# Northern pike setup



## zveryok

Hi there, I am very new to pike fishing but found a few lakes near New York City that I'd like to try catching northern pike in. However I am unsure which rod I would need, would a Gloomis 5'6 8-12 lb line spinnerbait rod be enough, or go with something like 5'6 Gloomis 12-16 lb line? I am considering purchasing one of them. Also, what is the line usually used for northern pikes? Looks like the pikes in the lakes I will try fishing in run up to 20 lbs (but probably are on average 7-10 lbs). The reel I wanted to get was Abu Garcia® Ambassadeur® C4. If these setups are not very suitable, I would appreciate any advice I can get from more experienced pike fishermen.

Thank you very much for your input.


----------



## waterwolf

I would go with a little longer rod, maybe a 6' or a 6'-6".

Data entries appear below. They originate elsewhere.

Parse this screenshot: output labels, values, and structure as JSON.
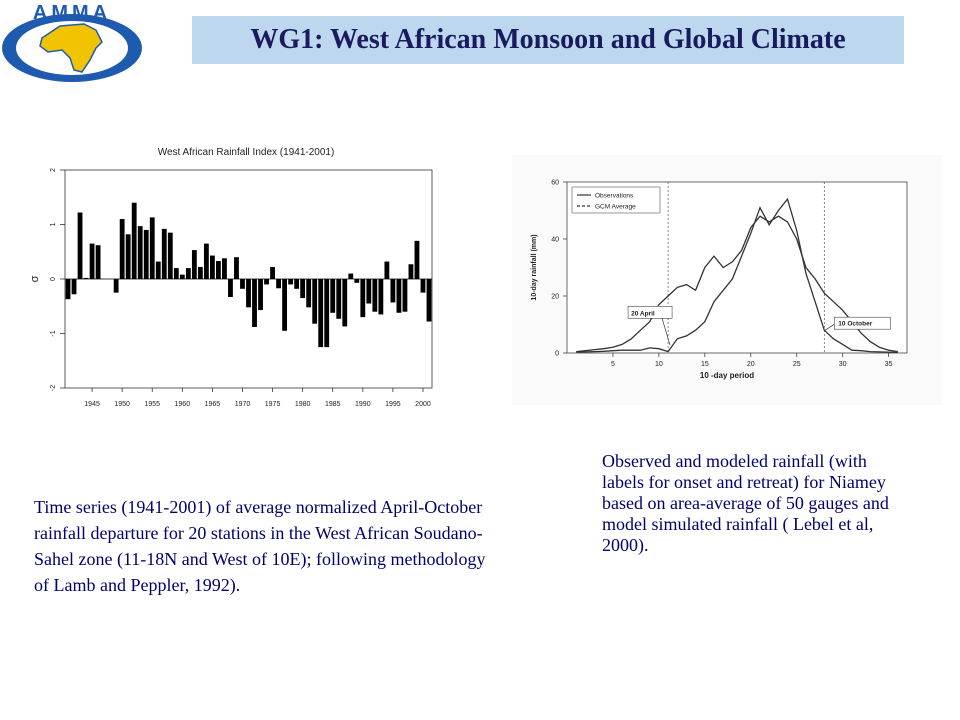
{
  "header": {
    "logo_text": "AMMA",
    "title": "WG1: West African Monsoon and Global Climate"
  },
  "colors": {
    "title_bg": "#bdd7ee",
    "title_text": "#1a1a5e",
    "caption_text": "#00006e",
    "logo_blue": "#1e5bb0",
    "logo_yellow": "#f2c300"
  },
  "captions": {
    "left": "Time series (1941-2001) of average normalized April-October rainfall departure for 20 stations in the West African Soudano-Sahel zone (11-18N and West of 10E); following methodology of Lamb and Peppler, 1992).",
    "right": "Observed and modeled rainfall (with labels for onset and retreat) for Niamey based on area-average of 50 gauges and model simulated rainfall ( Lebel et al, 2000)."
  },
  "chart_data": [
    {
      "type": "bar",
      "title": "West African Rainfall Index (1941-2001)",
      "xlabel": "",
      "ylabel": "σ",
      "ylim": [
        -2,
        2
      ],
      "yticks": [
        "-2",
        "-1",
        "0",
        "1",
        "2"
      ],
      "xticks": [
        "1945",
        "1950",
        "1955",
        "1960",
        "1965",
        "1970",
        "1975",
        "1980",
        "1985",
        "1990",
        "1995",
        "2000"
      ],
      "x_start": 1941,
      "values": [
        -0.37,
        -0.28,
        1.22,
        0.02,
        0.65,
        0.62,
        0.0,
        0.0,
        -0.25,
        1.1,
        0.82,
        1.4,
        0.97,
        0.9,
        1.13,
        0.32,
        0.92,
        0.85,
        0.2,
        0.08,
        0.2,
        0.53,
        0.22,
        0.65,
        0.43,
        0.33,
        0.38,
        -0.33,
        0.4,
        -0.18,
        -0.52,
        -0.88,
        -0.57,
        -0.1,
        0.22,
        -0.17,
        -0.95,
        -0.1,
        -0.18,
        -0.35,
        -0.52,
        -0.82,
        -1.25,
        -1.25,
        -0.62,
        -0.73,
        -0.87,
        0.1,
        -0.07,
        -0.7,
        -0.45,
        -0.6,
        -0.65,
        0.32,
        -0.43,
        -0.62,
        -0.6,
        0.27,
        0.7,
        -0.25,
        -0.78
      ]
    },
    {
      "type": "line",
      "title": "",
      "xlabel": "10 -day period",
      "ylabel": "10-day rainfall (mm)",
      "xlim": [
        0,
        37
      ],
      "ylim": [
        0,
        60
      ],
      "xticks": [
        "5",
        "10",
        "15",
        "20",
        "25",
        "30",
        "35"
      ],
      "yticks": [
        "0",
        "20",
        "40",
        "60"
      ],
      "legend": {
        "position": "top-left",
        "entries": [
          "Observations",
          "GCM Average"
        ]
      },
      "vertical_lines": [
        11,
        28
      ],
      "annotations": [
        {
          "text": "20 April",
          "x": 11,
          "y": 2
        },
        {
          "text": "10 October",
          "x": 28,
          "y": 8
        }
      ],
      "series": [
        {
          "name": "Observations",
          "x": [
            1,
            2,
            3,
            4,
            5,
            6,
            7,
            8,
            9,
            10,
            11,
            12,
            13,
            14,
            15,
            16,
            17,
            18,
            19,
            20,
            21,
            22,
            23,
            24,
            25,
            26,
            27,
            28,
            29,
            30,
            31,
            32,
            33,
            34,
            35,
            36
          ],
          "values": [
            0.3,
            0.4,
            0.5,
            0.6,
            0.8,
            1.0,
            1.0,
            1.0,
            1.8,
            1.5,
            0.5,
            5.0,
            6.0,
            8.0,
            11.0,
            18.0,
            22.0,
            26.0,
            34.0,
            42.0,
            51.0,
            45.0,
            50.0,
            54.0,
            43.0,
            28.0,
            18.0,
            8.0,
            5.0,
            3.0,
            1.0,
            0.8,
            0.5,
            0.4,
            0.3,
            0.2
          ]
        },
        {
          "name": "GCM Average",
          "x": [
            1,
            2,
            3,
            4,
            5,
            6,
            7,
            8,
            9,
            10,
            11,
            12,
            13,
            14,
            15,
            16,
            17,
            18,
            19,
            20,
            21,
            22,
            23,
            24,
            25,
            26,
            27,
            28,
            29,
            30,
            31,
            32,
            33,
            34,
            35,
            36
          ],
          "values": [
            0.5,
            0.8,
            1.2,
            1.5,
            2.0,
            3.0,
            5.0,
            8.0,
            11.0,
            17.0,
            20.0,
            23.0,
            24.0,
            22.0,
            30.0,
            34.0,
            30.0,
            32.0,
            36.0,
            44.0,
            48.0,
            46.0,
            48.0,
            46.0,
            40.0,
            30.0,
            26.0,
            21.0,
            18.0,
            15.0,
            11.0,
            7.0,
            4.0,
            2.0,
            1.0,
            0.5
          ]
        }
      ]
    }
  ]
}
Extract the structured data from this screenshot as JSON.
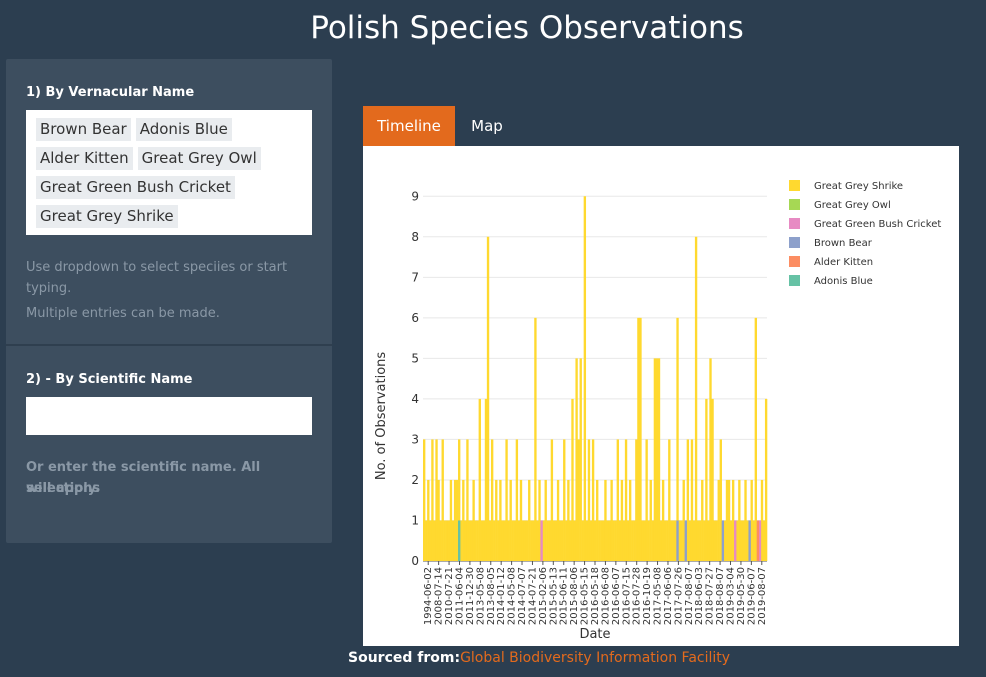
{
  "page": {
    "title": "Polish Species Observations"
  },
  "sidebar": {
    "section1_label": "1) By Vernacular Name",
    "selected_tags": [
      "Brown Bear",
      "Adonis Blue",
      "Alder Kitten",
      "Great Grey Owl",
      "Great Green Bush Cricket",
      "Great Grey Shrike"
    ],
    "help1_line1": "Use dropdown to select speciies or start",
    "help1_line2": "typing.",
    "help1_line3": "Multiple entries can be made.",
    "section2_label": "2) - By Scientific Name",
    "scientific_value": "",
    "help2_line1": "Or enter the scientific name. All selections",
    "help2_line2": "will apply."
  },
  "tabs": [
    {
      "label": "Timeline",
      "active": true
    },
    {
      "label": "Map",
      "active": false
    }
  ],
  "footer": {
    "label": "Sourced from:",
    "link": "Global Biodiversity Information Facility"
  },
  "chart_data": {
    "type": "bar",
    "stacked": true,
    "xlabel": "Date",
    "ylabel": "No. of Observations",
    "ylim": [
      0,
      9.5
    ],
    "yticks": [
      0,
      1,
      2,
      3,
      4,
      5,
      6,
      7,
      8,
      9
    ],
    "xticks": [
      "1994-06-02",
      "2008-07-14",
      "2010-07-21",
      "2011-06-04",
      "2011-12-30",
      "2013-05-08",
      "2013-08-05",
      "2014-01-12",
      "2014-05-08",
      "2014-07-07",
      "2014-07-21",
      "2015-02-06",
      "2015-05-13",
      "2015-06-11",
      "2015-08-06",
      "2016-05-15",
      "2016-05-18",
      "2016-06-08",
      "2016-06-07",
      "2016-07-15",
      "2016-07-28",
      "2016-10-19",
      "2017-05-08",
      "2017-06-06",
      "2017-07-26",
      "2017-08-07",
      "2018-06-03",
      "2018-07-27",
      "2018-08-07",
      "2019-03-04",
      "2019-05-30",
      "2019-06-07",
      "2019-08-07"
    ],
    "grid": true,
    "legend_position": "top-right",
    "series": [
      {
        "name": "Great Grey Shrike",
        "color": "#ffd92f",
        "values": [
          3,
          1,
          2,
          1,
          3,
          1,
          3,
          2,
          1,
          3,
          1,
          1,
          1,
          2,
          1,
          2,
          2,
          3,
          1,
          2,
          1,
          3,
          1,
          1,
          2,
          1,
          1,
          4,
          1,
          1,
          4,
          8,
          1,
          3,
          1,
          2,
          1,
          2,
          1,
          1,
          3,
          1,
          2,
          1,
          1,
          3,
          1,
          2,
          1,
          1,
          1,
          2,
          1,
          1,
          6,
          1,
          2,
          1,
          1,
          2,
          1,
          1,
          3,
          1,
          1,
          2,
          1,
          1,
          3,
          1,
          2,
          1,
          4,
          1,
          5,
          3,
          5,
          1,
          9,
          1,
          3,
          1,
          3,
          1,
          2,
          1,
          1,
          1,
          2,
          1,
          1,
          2,
          1,
          1,
          3,
          1,
          2,
          1,
          3,
          1,
          2,
          1,
          1,
          3,
          6,
          6,
          1,
          1,
          3,
          1,
          2,
          1,
          5,
          5,
          5,
          1,
          2,
          1,
          1,
          3,
          1,
          1,
          1,
          6,
          1,
          1,
          2,
          1,
          3,
          1,
          3,
          1,
          8,
          1,
          1,
          2,
          1,
          4,
          1,
          5,
          4,
          1,
          1,
          2,
          3,
          1,
          1,
          2,
          2,
          1,
          2,
          1,
          1,
          2,
          1,
          1,
          2,
          1,
          1,
          2,
          1,
          6,
          1,
          1,
          2,
          1,
          4
        ]
      },
      {
        "name": "Great Grey Owl",
        "color": "#a6d854",
        "values": []
      },
      {
        "name": "Great Green Bush Cricket",
        "color": "#e78ac3",
        "values": []
      },
      {
        "name": "Brown Bear",
        "color": "#8da0cb",
        "values": []
      },
      {
        "name": "Alder Kitten",
        "color": "#fc8d62",
        "values": []
      },
      {
        "name": "Adonis Blue",
        "color": "#66c2a5",
        "values": []
      }
    ]
  }
}
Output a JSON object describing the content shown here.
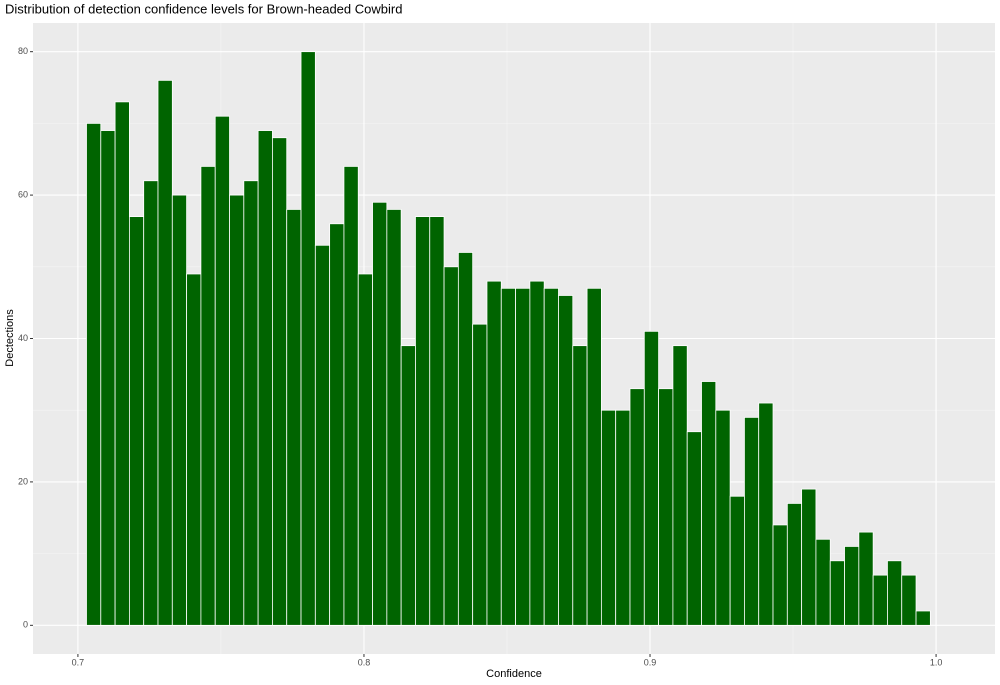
{
  "chart_data": {
    "type": "histogram",
    "title": "Distribution of detection confidence levels for Brown-headed Cowbird",
    "x_label": "Confidence",
    "y_label": "Dectections",
    "bins": [
      0.703,
      0.708,
      0.713,
      0.718,
      0.723,
      0.728,
      0.733,
      0.738,
      0.743,
      0.748,
      0.753,
      0.758,
      0.763,
      0.768,
      0.773,
      0.778,
      0.783,
      0.788,
      0.793,
      0.798,
      0.803,
      0.808,
      0.813,
      0.818,
      0.823,
      0.828,
      0.833,
      0.838,
      0.843,
      0.848,
      0.853,
      0.858,
      0.863,
      0.868,
      0.873,
      0.878,
      0.883,
      0.888,
      0.893,
      0.898,
      0.903,
      0.908,
      0.913,
      0.918,
      0.923,
      0.928,
      0.933,
      0.938,
      0.943,
      0.948,
      0.953,
      0.958,
      0.963,
      0.968,
      0.973,
      0.978,
      0.983,
      0.988,
      0.993,
      0.998
    ],
    "values": [
      70,
      69,
      73,
      57,
      62,
      76,
      60,
      49,
      64,
      71,
      60,
      62,
      69,
      68,
      58,
      80,
      53,
      56,
      64,
      49,
      59,
      58,
      39,
      57,
      57,
      50,
      52,
      42,
      48,
      47,
      47,
      48,
      47,
      46,
      39,
      47,
      30,
      30,
      33,
      41,
      33,
      39,
      27,
      34,
      30,
      18,
      29,
      31,
      14,
      17,
      19,
      12,
      9,
      11,
      13,
      7,
      9,
      7,
      2
    ],
    "color": "#006400",
    "xlim": [
      0.6843,
      1.0206
    ],
    "xticks": [
      0.7,
      0.8,
      0.9,
      {
        "value": 1,
        "label": "1.0"
      }
    ],
    "ylim": [
      -4,
      84
    ],
    "yticks": [
      0,
      20,
      40,
      60,
      80
    ],
    "grid": true
  }
}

The pool cues of old worked great, but I think you can get away with something longer. This will allow longer casts and more flexability.

Great reel though.


----------



## james.hunter

Well i would also go with a longer rod i use a 7ft rod with a Fluger president reel spoled with 30 pound POWER PROLINE. As for bait i would use a x- rap in blue or clown color.


----------



## Jmoses1

12 lb test is fine if you like the light line, which I myself do. Caught a 37" a few weekends back before thanksgiving on 12lb test. Best lures are like mentioned above an xrap (any color) and mepps inline spinners work well too. I use a 6'6 rod as well


----------



## wbakimi

A 6.5' to 7' rod is nice. I used Med/Heavy, but will be buing a Heavy action for next year. I use the Abu Garcia and the Pflueger reels and they have worked well for me. I also use 16 - 20 lb line with a very good leader.


----------



## ixoxoli

zveryok said:


> Hi there, I am very new to pike fishing but found a few lakes near New York City that I'd like to try catching northern pike in. However I am unsure which rod I would need, would a Gloomis 5'6 8-12 lb line spinnerbait rod be enough, or go with something like 5'6 Gloomis 12-16 lb line? I am considering purchasing one of them. Also, what is the line usually used for northern pikes? Looks like the pikes in the lakes I will try fishing in run up to 20 lbs (but probably are on average 7-10 lbs). The reel I wanted to get was Abu Garcia® Ambassadeur® C4. If these setups are not very suitable, I would appreciate any advice I can get from more experienced pike fishermen.
> 
> Thank you very much for your input.


Zveryok, glad to hear that you are from NYC, also by your username you seem to be russian? I am actually also from NYC, brooklyn to be exact and usually go fishing for carp. although my friends are trying to get me into fishing for bass, pikes - diff types of fishing then what i am used to. i was wondering if you can share where you can fish for pike around NYC area? if you have aim and like to chat, im me, my screename is ixoxoli
thanks


----------